Kazuhiro Kawamura, who was part of a team that tried a new fertility treatment, holding a boy born from a previously infertile woman. Credit: Image courtesy of Kazuhiro Kawamura

A previously infertile woman has given birth to a healthy baby after undergoing a procedure that involved removing her ovaries and stimulating them in the lab to produce eggs. The fertility treatment, dubbed in vitro activation, could offer hope to millions of women who have problems with ovulation.

In vitro activation addresses a condition called primary ovarian insufficiency, or premature ovarian failure, whereby egg-containing ovarian follicles do not grow in the way that they are supposed to. Few, if any, eggs ever reach maturity. As many as 1% of women of reproductive age are infertile because of the condition, and egg donation is the currently the only option available to help these women to become pregnant.

But in the new procedure, described in this week's Proceedings of the National Academy of Sciences1, physicians removed study participants' ovaries, cut them into small pieces and treated them with growth-stimulating drugs. After two days, some pieces were then 'grafted' back into the women's Fallopian tubes, and monitored for follicle growth. In some participants, mature eggs were retrieved, and these underwent the standard process of in vitro fertilization.

Pathway to pregnancy

The latest study relied on understanding a cell-signalling pathway called Hippo. “This pathway serves as a ‘brake’ to prevent overgrowth of organs,” says Aaron Hsueh, an obstetrician–gynaecologist at Stanford University in California, and lead author of the study.

In women with premature ovarian failure, this pathway seems to be too good at its job. The researchers cut the ovaries into pieces, which disrupted the Hippo pathway and thus prevented it from halting follicle growth too soon. They then gave extra encouragement to another signalling pathway called Akt — a step that enhanced follicle growth even further.

Having been previously successful in mice, the procedure was tried on 27 women with premature ovarian failure. While some of the women were found to have no follicles at all in their ovaries, 13 of them did have at least some immature follicles, and the treatment led to follicle growth in eight of them. For the other 14 women, the treatment had no positive results.

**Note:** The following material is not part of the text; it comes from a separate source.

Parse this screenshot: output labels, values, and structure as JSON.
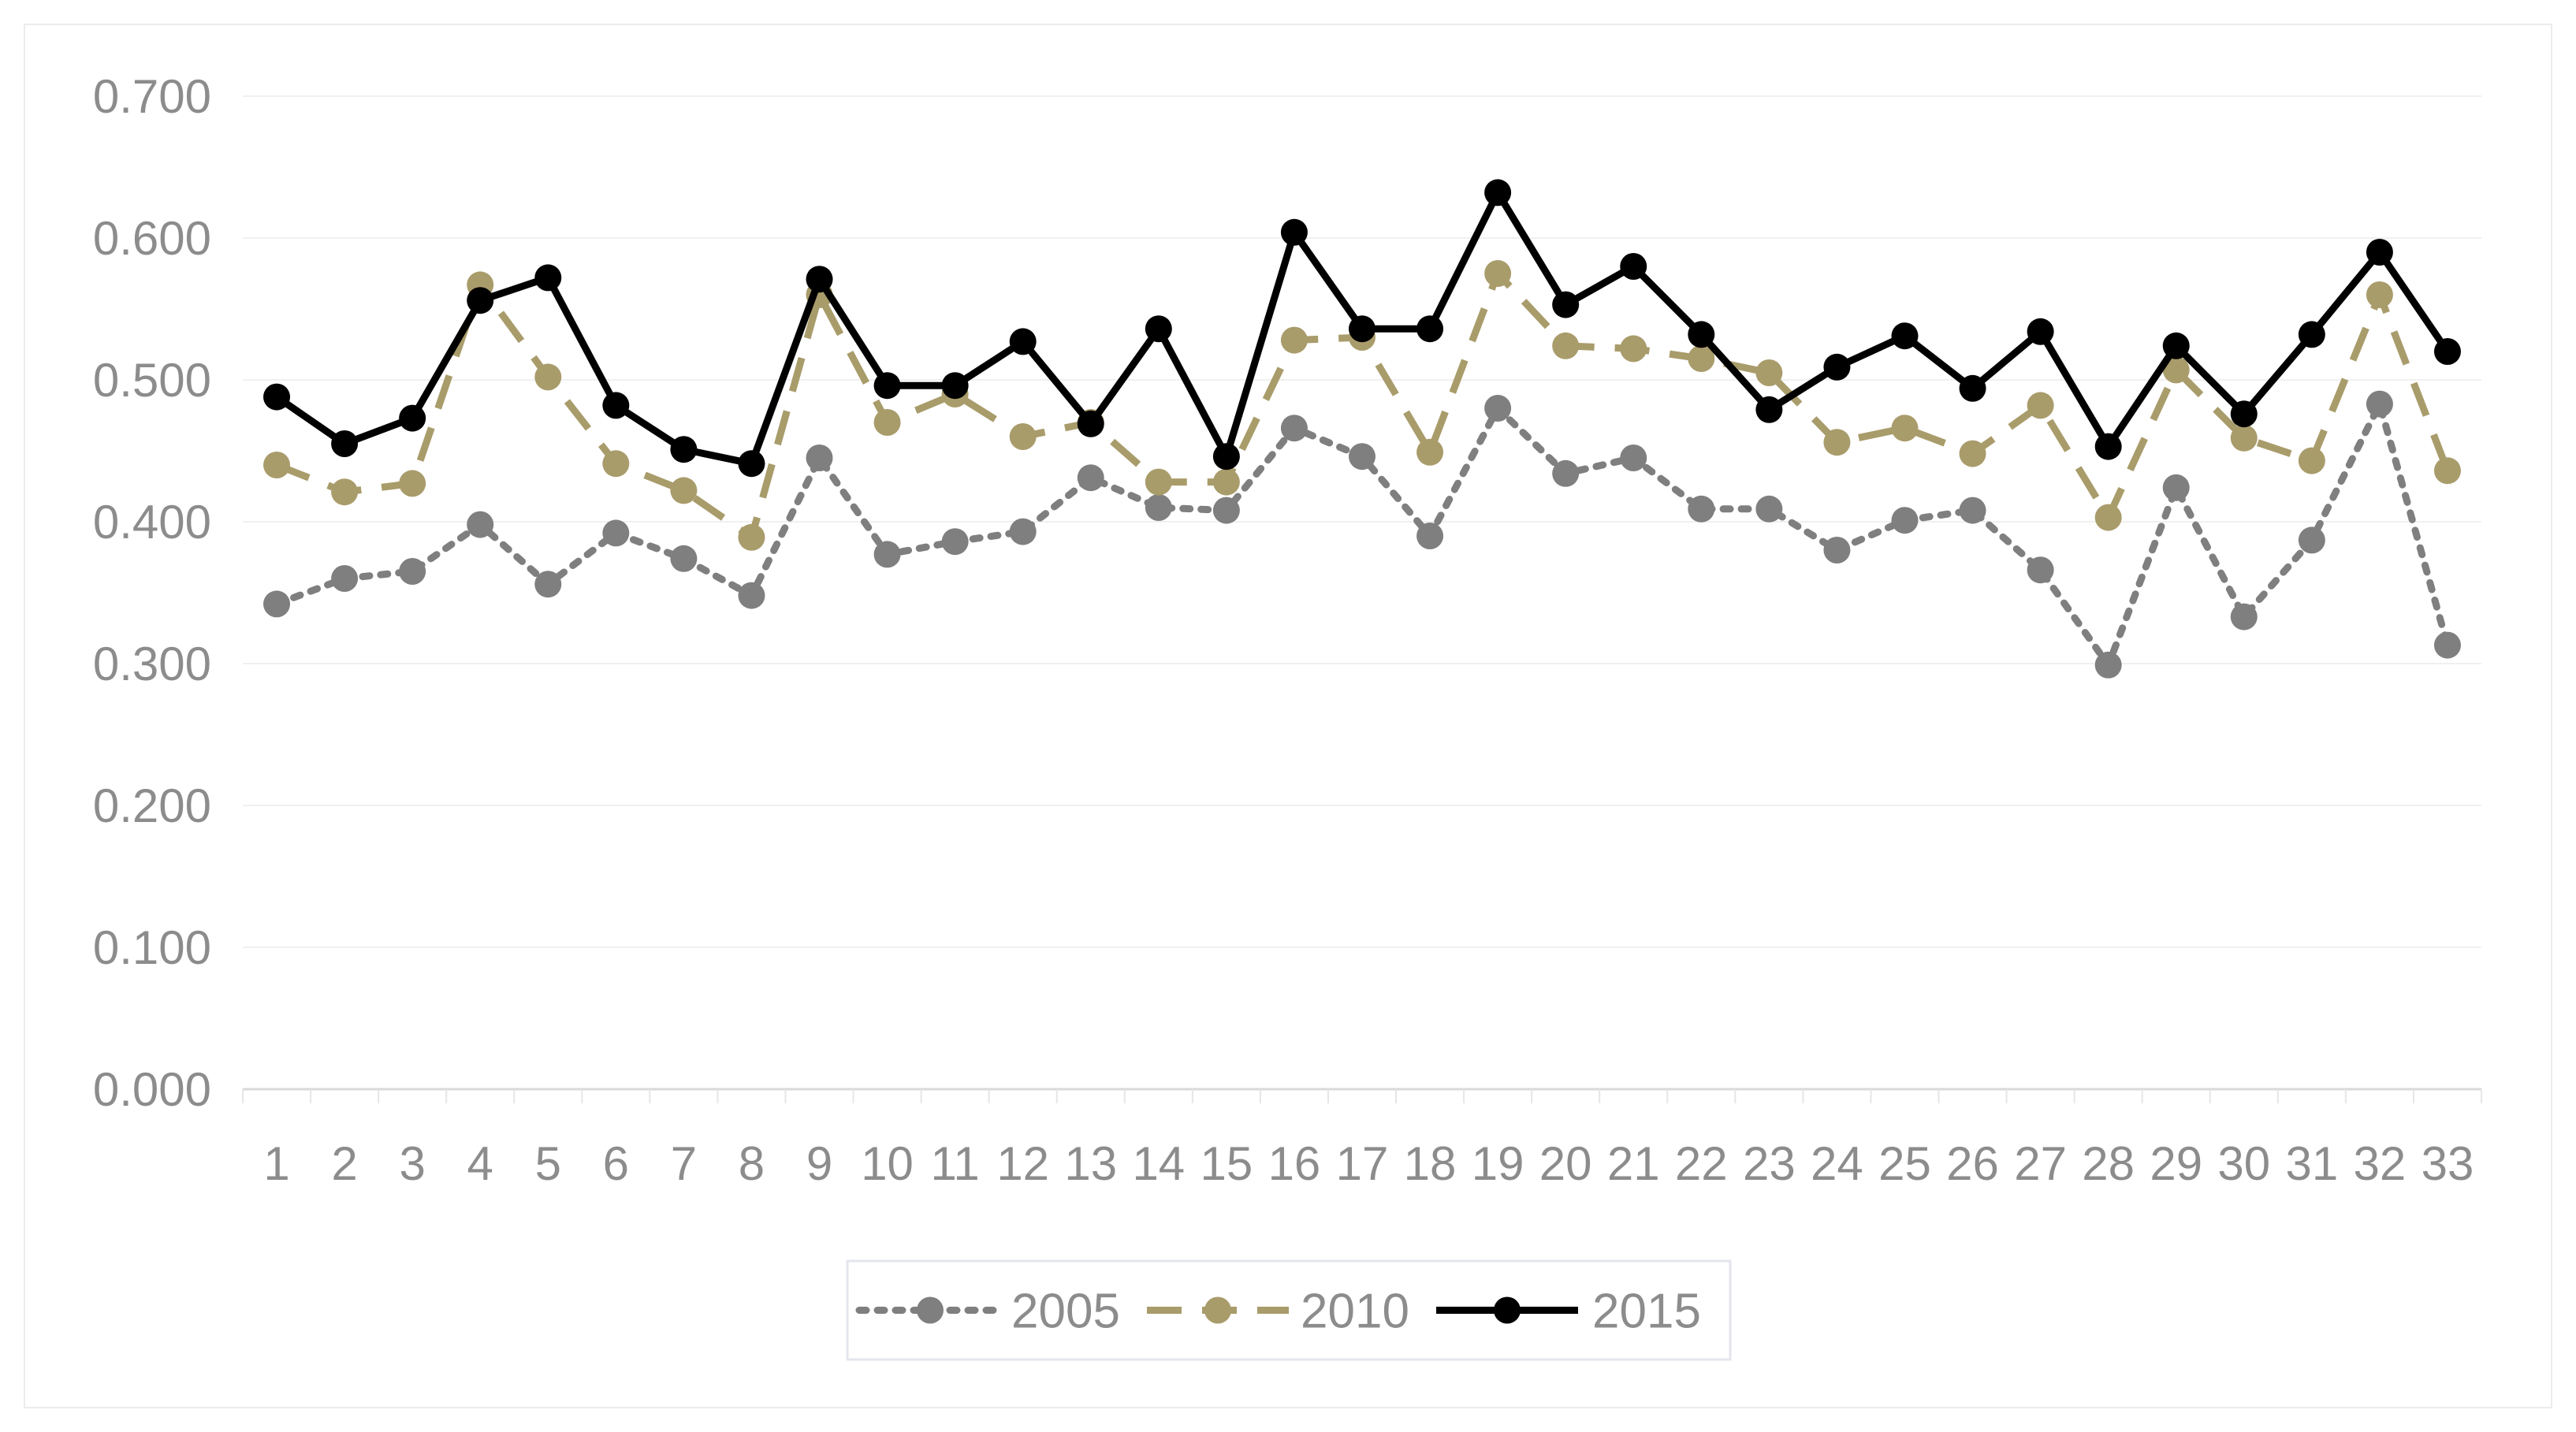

Mature eggs were eventually retrieved from five women and were used for in vitro fertilization. One of the women, aged 29 at the time of treatment, gave birth to a baby boy of 3.3 kilograms after a 37-week pregnancy. Another woman has an ongoing pregnancy, and the other three women are at various stages of the treatment. The team hopes that the procedure's eventual success rate could reach up to 30%.

Too good to be true?

Marcelle Cedars, a reproductive endocrinologist at the University of California in San Francisco, says that the authors might have rushed too quickly to test the procedure in humans. “It appears they documented birth of healthy pups in the preliminary mouse studies, but there is no evidence about growth, development and/or fertility of this generation” of mice, she says.

Similarly, Jon Hennebold, a reproductive and developmental scientist at the Oregon National Primate Research Center in Beaverton, suggests using non-human primate models to look at the long-term consequences for those born as a result of this treatment.

The study authors suggest that their treatment could be useful for middle-aged infertile women, but not everyone is so optimistic. “You need a good egg inside the follicle,” says Richard Paulson, head of the fertility practice at the University of Southern California in Los Angeles. “This was a 29-year-old woman with a 29-year-old egg. With a 40-year-old, you could do everything they did, but you’d still have a 40-year-old egg.” Furthermore, he says that the technique in this study was “unbelievably clumsy”.

Regardless, “the bottom line is there's a baby that was born to someone who couldn’t get pregnant otherwise. It’s very exciting”, adds Paulson.